Slater had told him to do that.
You’re born with your looks, Slater had said. You can change your personality and intelligence with diligent work, so it means more to get complimented on something you actually have a say in.
Tyrell had thought that was pretty much bullshit until today, last class of the day, when Danielle had brushed past him tapping away at his phone and hovered for a moment too long, until he looked up at her.

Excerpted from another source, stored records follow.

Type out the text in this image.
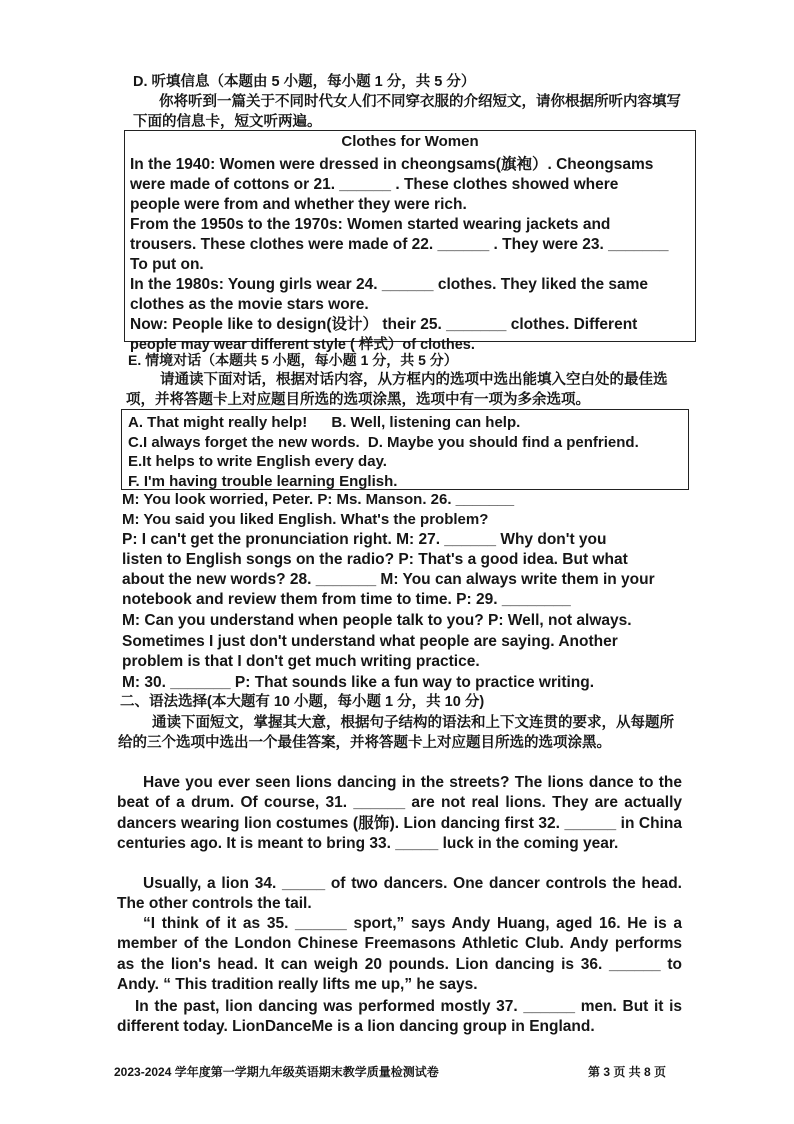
D. 听填信息（本题由 5 小题，每小题 1 分，共 5 分）
你将听到一篇关于不同时代女人们不同穿衣服的介绍短文，请你根据所听内容填写下面的信息卡，短文听两遍。
Clothes for Women
In the 1940: Women were dressed in cheongsams(旗袍）. Cheongsams
were made of cottons or 21. ______ . These clothes showed where
people were from and whether they were rich.
From the 1950s to the 1970s: Women started wearing jackets and
trousers. These clothes were made of 22. ______ . They were 23. _______
To put on.
In the 1980s: Young girls wear 24. ______ clothes. They liked the same
clothes as the movie stars wore.
Now: People like to design(设计） their 25. _______ clothes. Different
people may wear different style ( 样式）of clothes.
E. 情境对话（本题共 5 小题，每小题 1 分，共 5 分）
请通读下面对话，根据对话内容，从方框内的选项中选出能填入空白处的最佳选项，并将答题卡上对应题目所选的选项涂黑，选项中有一项为多余选项。
A. That might really help! B. Well, listening can help.
C.I always forget the new words. D. Maybe you should find a penfriend.
E.It helps to write English every day.
F. I'm having trouble learning English.
M: You look worried, Peter. P: Ms. Manson. 26. _______
M: You said you liked English. What's the problem?
P: I can't get the pronunciation right. M: 27. ______ Why don't you
listen to English songs on the radio? P: That's a good idea. But what
about the new words? 28. _______ M: You can always write them in your
notebook and review them from time to time. P: 29. ________
M: Can you understand when people talk to you? P: Well, not always.
Sometimes I just don't understand what people are saying. Another
problem is that I don't get much writing practice.
M: 30. _______ P: That sounds like a fun way to practice writing.
二、语法选择(本大题有 10 小题，每小题 1 分，共 10 分)
通读下面短文，掌握其大意，根据句子结构的语法和上下文连贯的要求，从每题所给的三个选项中选出一个最佳答案，并将答题卡上对应题目所选的选项涂黑。
Have you ever seen lions dancing in the streets? The lions dance to the beat of a drum. Of course, 31. ______ are not real lions. They are actually dancers wearing lion costumes (服饰). Lion dancing first 32. ______ in China centuries ago. It is meant to bring 33. _____ luck in the coming year.
Usually, a lion 34. _____ of two dancers. One dancer controls the head. The other controls the tail.
“I think of it as 35. ______ sport,” says Andy Huang, aged 16. He is a member of the London Chinese Freemasons Athletic Club. Andy performs as the lion's head. It can weigh 20 pounds. Lion dancing is 36. ______ to Andy. “ This tradition really lifts me up,” he says.
In the past, lion dancing was performed mostly 37. ______ men. But it is different today. LionDanceMe is a lion dancing group in England.
2023-2024 学年度第一学期九年级英语期末教学质量检测试卷	第 3 页 共 8 页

‘Your notes from last week were awesome,’ she’d said. ‘Thanks. You want a cheat sheet for Monday’s test?’
‘Sure.’
‘It’s a PDF.’
‘Right.’
He’d handed his phone over and she’d punched in her number and sent herself a text, giving it back with a half-smile. ‘I’ll send some stuff through.’
‘It don’t have to just be school-related,’ he’d said as she walked away.
That playful half-smile had remained on her face as she looked over her shoulder at him. ‘Might ask for workout tips.’
Now, as he rode the twenty miles home from Lexington to Winthrop — which took him a hair over an hour — he’d glanced down at his phone and read: There’s no PDF. Sorry. Just wanted your number.